Letter by Sarikaya et al Regarding Article, “A Sensitive Dissection: Profound Bradycardia Complicating Carotid Dissection”
To the Editor:
We read with great interest the recent article by Dulay et al.1 The authors present a 49-year-old woman with a history of vasovagal syncope who lost consciousness because of a sinus arrest while she was being treated with intravenous tissue plasminogen activator for a stroke in the right middle cerebral artery territory involving the insular cortex. The stroke was due to a spontaneous dissection of the cervical internal carotid artery that occluded the dissected vessel down to the carotid bulb.1 We were surprised to read the authors’ hypothesis that the sinus arrest resulted from “mechanical pressure to an already sensitive carotid sinus from thrombus secondary to internal carotid artery . . . in this patient who was prone to vasovagal syncope.” If a thrombus occludes the carotid bulb, one would expect less arterial pressure acting on the wall of the bulb and the carotid sinus. Thus, it seems unlikely that arterial pressure exerted on the carotid bulb was the cause of sinus arrest. Furthermore, we reviewed our dissection data bank, which includes 136 patients with an internal carotid artery causing carotid occlusion and ischemic stroke in the middle cerebral artery territory, and found no patient with sinus arrest. Finally, if the assumption of the authors were correct, some patients with acute atherosclerotic occlusion of the internal carotid artery should suffer cardiac arrest, and such an important complication would be expected to be reported. However, we found no such publication in an extensive search that was performed in MEDLINE (January 1966 to September 2008) and EMBASE (January 1980 to September 2008) and that included checking all relevant articles for additional eligible studies using the following key words: “bradycardia,” “cardiac arrest,” “carotid dissection,” “carotid occlusion,” “sinus arrest,” and “internal carotid artery.”

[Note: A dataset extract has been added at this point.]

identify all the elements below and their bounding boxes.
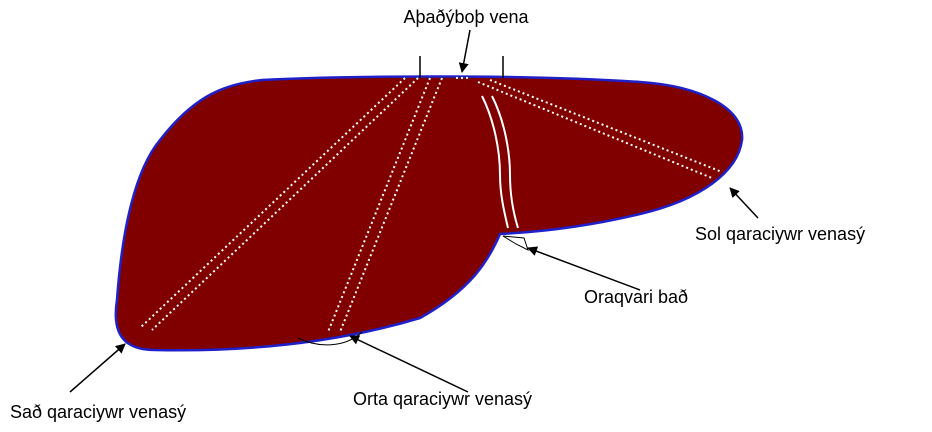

In contrast, the right insula has been implicated in the autonomic control of cardiac activity, and acute ischemic stroke affecting the insular region may cause fatal or nonfatal cardiac arrest.2–4 It is thus likely that the cardiac arrest of the patient reported by Dulay et al resulted from an insular stroke and not from mechanical pressure on the carotid bulb.
Dulay D, Gould PA, Leung A, Krahn AD. A sensitive dissection: Profound bradycardia complicating carotid dissection. Circulation. 2008; 118: e152–e153.
Colivicchi F, Bassi A, Santini M, Caltagirone C. Prognostic implications of right-sided insular damage, cardiac autonomic derangement, and arrhythmias after acute ischemic stroke. Stroke. 2005; 36: 1710–1715.
Tokgözoglu SL, Batur MK, Topuoglu MA, Saribas O, Kes S, Oto A. Effects of stroke localization on cardiac autonomic balance and sudden death. Stroke. 1999; 30: 1307–1311.